Pourquoi les quatre condamnés à mort d'Epinal en 1805 portaient-ils une chemise rouge ?
Question d'origine :
En 1805 à Epinal, quatre condamnés à mort (dénommés les Cardinaux par les gens du cru alors qu'entre autres ils étaient innocents) ) ont été guillotinés et ils étaient revêtus d'une chemise rouge. Pourriez-vous me donner la signification de cette chemise rouge ? Serait-ce parce qu'ils avaient été considérés comme particulièrement sanglants avec leurs victimes ? Ou serait-ce dû à une tradition de cette époque que les condamnés portent une chemise rouge ?
Merci et meilleures salutations
Réponse du Guichet
La chemise rouge était réservée aux assassins et aux empoisonneurs.
Bonjour,
Wikipedia consacre un article à l'affaire des chemises rouges lors de laquelle cinquante-quatre personnes furent jugées, et condamnées à mort par le Tribunal révolutionnaire :
Le 29 prairial an II (17 juin 1794), 54 personnes furent condamnées à mort sous le prétexte d’avoir voulu attenter aux jours de Robespierre et Collot d'Herbois. Pour l’occasion, on les revêtit, avec de la toile de sac, de « chemises rouges » - d'où le nom -, tenues d’infamie réservées jusqu’alors aux assassins et empoisonneurs
Le code pénal publié à l’automne 1791 indique ainsi :
" Article 4. Quiconque aura été condamné à mort pour crime d'assassinat, d’incendie ou de poison, sera conduit au lieu de l’exécution revêtu d'une chemise rouge".
Source : Code de la guillotine - Recueil complet de documents concernant l'application de la peine de mort en France et les exécuteurs des hautes-œuvres par Ludovic Pichon (2016).
Nous retrouvons ainsi de nombreuses descriptions faisant état de condamnés portant une chemise rouge. Pour n'en citer que quelques-unes :
"Plusieurs membres des comités révolutionnaires, un de ces derniers lui fit observer qu’il devrait envoyer les condamnés à l’échafaud, revêtus d’une chemise rouge, puisqu’ils étaient convaincus d’assassinat".
Source : L'amour sous la Terreur. La société française pendant la Révolution par Adolphe De Lescure (2022).
Les cinquante-quatre condamnés étaient tous revêtus de la chemise rouge des parricides, jusqu’alors seulement portée par Charlotte Corday.
Source : L'Espace de la mort. Essai sur l'architecture, la décoration et l'urbanisme funéraires par Michel Ragon (2012)

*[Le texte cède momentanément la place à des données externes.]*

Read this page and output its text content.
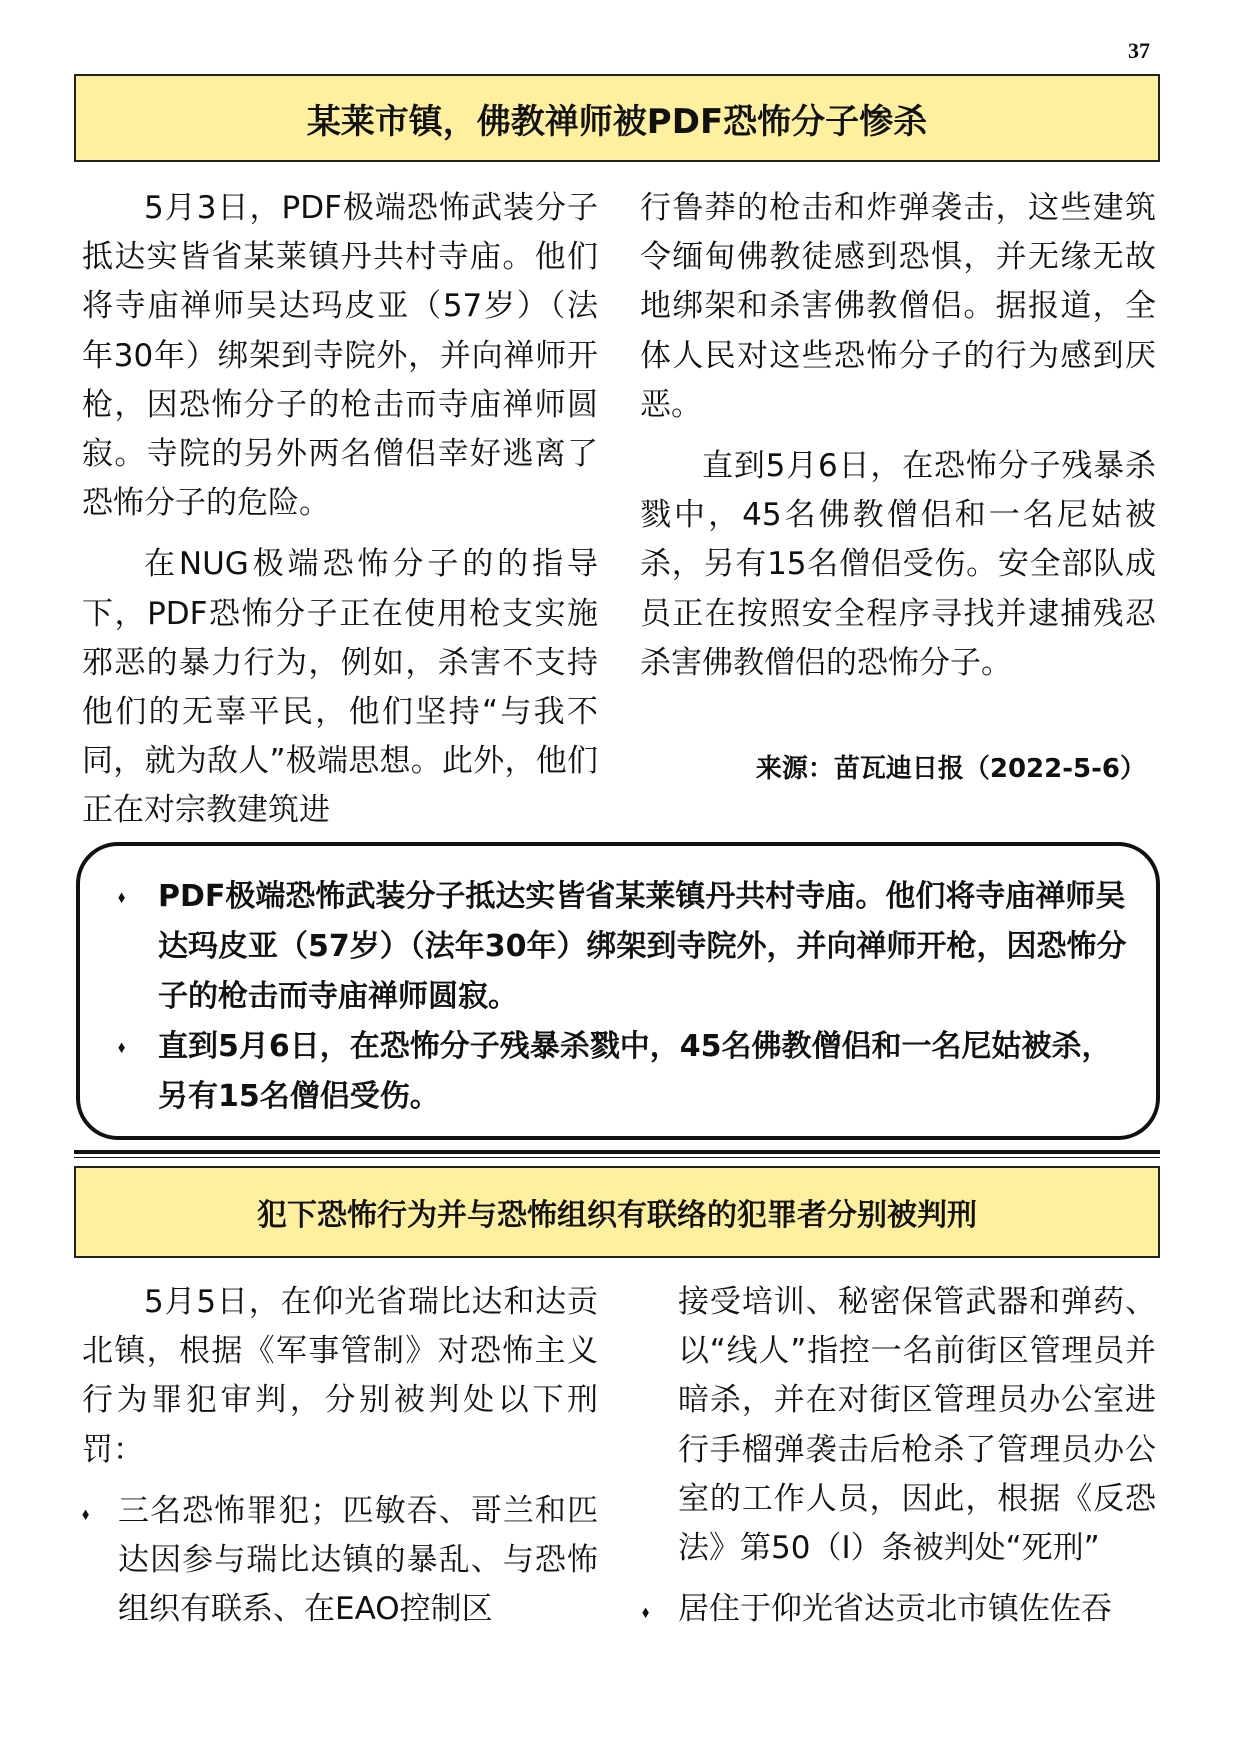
37
某莱市镇，佛教禅师被PDF恐怖分子惨杀

5月3日，PDF极端恐怖武装分子抵达实皆省某莱镇丹共村寺庙。他们将寺庙禅师吴达玛皮亚（57岁）（法年30年）绑架到寺院外，并向禅师开枪，因恐怖分子的枪击而寺庙禅师圆寂。寺院的另外两名僧侣幸好逃离了恐怖分子的危险。

在NUG极端恐怖分子的的指导下，PDF恐怖分子正在使用枪支实施邪恶的暴力行为，例如，杀害不支持他们的无辜平民，他们坚持“与我不同，就为敌人”极端思想。此外，他们正在对宗教建筑进

行鲁莽的枪击和炸弹袭击，这些建筑令缅甸佛教徒感到恐惧，并无缘无故地绑架和杀害佛教僧侣。据报道，全体人民对这些恐怖分子的行为感到厌恶。

直到5月6日，在恐怖分子残暴杀戮中，45名佛教僧侣和一名尼姑被杀，另有15名僧侣受伤。安全部队成员正在按照安全程序寻找并逮捕残忍杀害佛教僧侣的恐怖分子。

来源：苗瓦迪日报（2022-5-6）
⬧ PDF极端恐怖武装分子抵达实皆省某莱镇丹共村寺庙。他们将寺庙禅师吴达玛皮亚（57岁）（法年30年）绑架到寺院外，并向禅师开枪，因恐怖分子的枪击而寺庙禅师圆寂。
⬧ 直到5月6日，在恐怖分子残暴杀戮中，45名佛教僧侣和一名尼姑被杀，另有15名僧侣受伤。
犯下恐怖行为并与恐怖组织有联络的犯罪者分别被判刑

5月5日，在仰光省瑞比达和达贡北镇，根据《军事管制》对恐怖主义行为罪犯审判，分别被判处以下刑罚：

⬧ 三名恐怖罪犯；匹敏吞、哥兰和匹达因参与瑞比达镇的暴乱、与恐怖组织有联系、在EAO控制区

接受培训、秘密保管武器和弹药、以“线人”指控一名前街区管理员并暗杀，并在对街区管理员办公室进行手榴弹袭击后枪杀了管理员办公室的工作人员，因此，根据《反恐法》第50（I）条被判处“死刑”

⬧ 居住于仰光省达贡北市镇佐佐吞
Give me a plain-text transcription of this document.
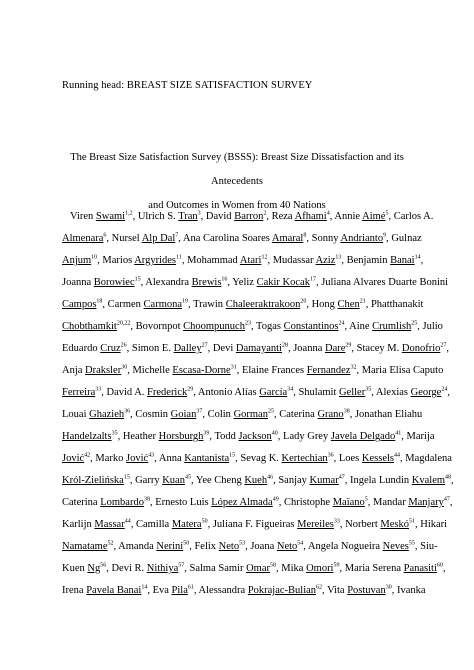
Running head: BREAST SIZE SATISFACTION SURVEY
The Breast Size Satisfaction Survey (BSSS): Breast Size Dissatisfaction and its Antecedents
and Outcomes in Women from 40 Nations
Viren Swami$^{1,2}$, Ulrich S. Tran$^3$, David Barron$^2$, Reza Afhami$^4$, Annie Aimé$^5$, Carlos A.
Almenara$^6$, Nursel Alp Dal$^7$, Ana Carolina Soares Amaral$^8$, Sonny Andrianto$^9$, Gulnaz
Anjum$^{10}$, Marios Argyrides$^{11}$, Mohammad Atari$^{12}$, Mudassar Aziz$^{13}$, Benjamin Banai$^{14}$,
Joanna Borowiec$^{15}$, Alexandra Brewis$^{16}$, Yeliz Cakir Kocak$^{17}$, Juliana Alvares Duarte Bonini
Campos$^{18}$, Carmen Carmona$^{19}$, Trawin Chaleeraktrakoon$^{20}$, Hong Chen$^{21}$, Phatthanakit
Chobthamkit$^{20,22}$, Bovornpot Choompunuch$^{23}$, Togas Constantinos$^{24}$, Aine Crumlish$^{25}$, Julio
Eduardo Cruz$^{26}$, Simon E. Dalley$^{27}$, Devi Damayanti$^{28}$, Joanna Dare$^{29}$, Stacey M. Donofrio$^{27}$,
Anja Draksler$^{30}$, Michelle Escasa-Dorne$^{31}$, Elaine Frances Fernandez$^{32}$, Maria Elisa Caputo
Ferreira$^{33}$, David A. Frederick$^{29}$, Antonio Alías García$^{34}$, Shulamit Geller$^{35}$, Alexias George$^{24}$,
Louai Ghazieh$^{36}$, Cosmin Goian$^{37}$, Colin Gorman$^{25}$, Caterina Grano$^{38}$, Jonathan Eliahu
Handelzalts$^{35}$, Heather Horsburgh$^{39}$, Todd Jackson$^{40}$, Lady Grey Javela Delgado$^{41}$, Marija
Jović$^{42}$, Marko Jović$^{43}$, Anna Kantanista$^{15}$, Sevag K. Kertechian$^{36}$, Loes Kessels$^{44}$, Magdalena
Król-Zielińska$^{15}$, Garry Kuan$^{45}$, Yee Cheng Kueh$^{46}$, Sanjay Kumar$^{47}$, Ingela Lundin Kvalem$^{48}$,
Caterina Lombardo$^{38}$, Ernesto Luis López Almada$^{49}$, Christophe Maïano$^5$, Mandar Manjary$^{47}$,
Karlijn Massar$^{44}$, Camilla Matera$^{50}$, Juliana F. Figueiras Mereiles$^{33}$, Norbert Meskó$^{51}$, Hikari
Namatame$^{52}$, Amanda Nerini$^{50}$, Felix Neto$^{53}$, Joana Neto$^{54}$, Angela Nogueira Neves$^{55}$, Siu-
Kuen Ng$^{56}$, Devi R. Nithiya$^{57}$, Salma Samir Omar$^{58}$, Mika Omori$^{59}$, Maria Serena Panasiti$^{60}$,
Irena Pavela Banai$^{14}$, Eva Pila$^{61}$, Alessandra Pokrajac-Bulian$^{62}$, Vita Postuvan$^{30}$, Ivanka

Enfin, l'analyse de Pascal Bastien sur les rites liés aux exécutions montrent combien la "visibilité" du crime dans l'espace public est importante, d'où certainement l'usage de la chemise rouge :
Dans la mesure où l’on définit l’exécution comme l’ensemble des parties du rituel et non comme la seule application de la peine principale, il est juste de voir dans la première exhibition publique du condamné le début du cérémonial punitif. Apparaissait alors sur le seuil de la prison, escorté par le bourreau et ses valets, un homme ou une femme clairement représenté par son crime. Le port de l’écriteau autour du cou du patient, mesure aggravante mais fréquente s’ajoutant au châtiment principal, identifiait à l’avant et au dos du condamné la nature de la transgression. Portant sa faute sur lui, par son inscription sur l’écriteau mais aussi, pour certains, par un accessoire évoquant le crime, comme le morceau de plomb pour le voleur de plomb ou le couteau pour l’assassin, il devenait possible à l’assistance de comprendre clairement par ces signes la faute dont on faisait publiquement justice. Qu’il fût condamné à une peine infamante, afflictive ou capitale, le patient quittait les prisons pour monter dans un tombereau, accompagné par l’équipage de l’exécuteur, la foule et, lorsque le rang du malheureux ou la sécurité publique l’exigeait, quelques troupes de soldats
Source : Pascal Bastien, « Usage politique des corps et rituel de l’exécution publique à Paris, XVIIe-XVIIIe siècles », Crime, Histoire & Sociétés / Crime, History & Societies, Vol. 6, n°1 | 2002.